Double Pointer Allocation: Write a function void allocMatrix(int ***mat, int rows, int cols) that allocates a 2D matrix using a double pointer (int ** for the matrix). Write a companion void freeMatrix(int ***mat, int rows). In main, allocate a 3×3 matrix, fill it with row*10+col, print it as a grid, then free it and set the pointer to NULL.
Linked List with Double Pointers: Implement a singly linked list using Node **head as the parameter type for all modifying operations. Write:
(a) void pushFront(Node **head, int val) (b) void pushBack(Node **head, int val) (c) int popFront(Node **head) — removes and returns front value
(d) void printList(const Node *head) Build a list of 5 elements, print it, pop 2 from front, push 3 to back, print again.
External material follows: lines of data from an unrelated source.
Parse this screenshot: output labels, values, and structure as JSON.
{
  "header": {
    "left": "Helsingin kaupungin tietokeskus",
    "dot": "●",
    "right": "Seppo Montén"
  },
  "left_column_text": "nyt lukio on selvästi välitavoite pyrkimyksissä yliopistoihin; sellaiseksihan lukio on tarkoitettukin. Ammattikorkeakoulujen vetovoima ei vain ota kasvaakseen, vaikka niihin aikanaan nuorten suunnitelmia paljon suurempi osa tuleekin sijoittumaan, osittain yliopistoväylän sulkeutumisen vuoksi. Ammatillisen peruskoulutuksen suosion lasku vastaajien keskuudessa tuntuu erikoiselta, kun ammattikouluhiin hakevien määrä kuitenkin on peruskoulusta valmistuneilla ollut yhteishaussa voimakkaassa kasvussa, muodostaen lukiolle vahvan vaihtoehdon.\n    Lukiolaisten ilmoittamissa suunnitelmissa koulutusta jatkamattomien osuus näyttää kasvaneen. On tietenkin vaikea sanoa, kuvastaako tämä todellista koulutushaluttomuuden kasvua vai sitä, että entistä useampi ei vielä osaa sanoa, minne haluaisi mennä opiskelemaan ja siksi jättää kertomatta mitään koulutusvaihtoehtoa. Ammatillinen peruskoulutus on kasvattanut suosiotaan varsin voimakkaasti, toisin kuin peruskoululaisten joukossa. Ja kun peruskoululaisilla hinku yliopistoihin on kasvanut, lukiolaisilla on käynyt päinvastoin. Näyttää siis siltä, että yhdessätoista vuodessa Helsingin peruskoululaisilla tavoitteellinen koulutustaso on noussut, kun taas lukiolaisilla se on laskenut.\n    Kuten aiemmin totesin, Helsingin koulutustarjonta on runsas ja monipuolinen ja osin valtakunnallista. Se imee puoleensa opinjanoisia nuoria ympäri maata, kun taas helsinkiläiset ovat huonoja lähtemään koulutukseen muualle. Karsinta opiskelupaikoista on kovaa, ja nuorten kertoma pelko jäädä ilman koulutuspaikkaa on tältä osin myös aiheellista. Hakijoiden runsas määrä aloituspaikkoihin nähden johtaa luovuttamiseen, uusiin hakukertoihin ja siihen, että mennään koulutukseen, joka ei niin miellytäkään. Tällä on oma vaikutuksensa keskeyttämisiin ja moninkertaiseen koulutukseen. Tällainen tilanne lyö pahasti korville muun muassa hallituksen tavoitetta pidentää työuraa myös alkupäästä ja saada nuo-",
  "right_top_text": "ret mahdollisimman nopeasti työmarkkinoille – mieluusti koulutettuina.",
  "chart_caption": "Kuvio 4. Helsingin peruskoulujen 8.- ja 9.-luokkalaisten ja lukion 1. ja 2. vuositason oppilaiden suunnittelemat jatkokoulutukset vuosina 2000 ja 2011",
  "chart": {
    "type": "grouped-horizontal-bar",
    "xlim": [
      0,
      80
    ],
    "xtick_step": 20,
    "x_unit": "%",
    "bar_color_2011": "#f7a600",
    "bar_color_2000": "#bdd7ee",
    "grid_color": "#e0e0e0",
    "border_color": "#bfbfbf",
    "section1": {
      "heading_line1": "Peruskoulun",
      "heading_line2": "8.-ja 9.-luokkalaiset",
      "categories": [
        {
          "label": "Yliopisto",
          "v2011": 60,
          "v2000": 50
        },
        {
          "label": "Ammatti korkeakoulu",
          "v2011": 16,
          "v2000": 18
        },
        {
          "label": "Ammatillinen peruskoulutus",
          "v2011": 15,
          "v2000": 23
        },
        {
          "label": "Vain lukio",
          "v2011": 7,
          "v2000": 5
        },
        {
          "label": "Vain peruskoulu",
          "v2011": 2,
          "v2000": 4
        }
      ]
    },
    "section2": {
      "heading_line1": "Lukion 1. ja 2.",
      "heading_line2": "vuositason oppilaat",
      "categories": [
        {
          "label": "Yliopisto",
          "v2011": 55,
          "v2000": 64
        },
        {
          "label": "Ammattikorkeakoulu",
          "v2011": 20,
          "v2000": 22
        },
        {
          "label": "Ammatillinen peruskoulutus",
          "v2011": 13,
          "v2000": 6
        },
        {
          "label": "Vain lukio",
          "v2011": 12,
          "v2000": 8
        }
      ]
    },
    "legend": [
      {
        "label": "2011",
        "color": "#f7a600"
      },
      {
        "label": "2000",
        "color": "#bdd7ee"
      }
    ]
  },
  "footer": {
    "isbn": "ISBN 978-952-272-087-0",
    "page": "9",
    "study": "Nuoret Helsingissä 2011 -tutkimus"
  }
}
Free all nodes.
const Correctness Audit: Write a struct typedef struct { char title[64]; int pages; double price; } Book; and four functions:
(a) void printBook(const Book *b) — read-only
(b) void applyDiscount(Book *b, double pct) — modifies price
(c) void copyBook(const Book *src, Book *dst) — reads src, writes dst
(d) int comparePrice(const Book *a, const Book *b) — returns -1, 0, 1
Ensure every pointer parameter uses the correct const qualification. Try removing a const and verifying that the compiler produces an error when you attempt to modify a const-qualified value.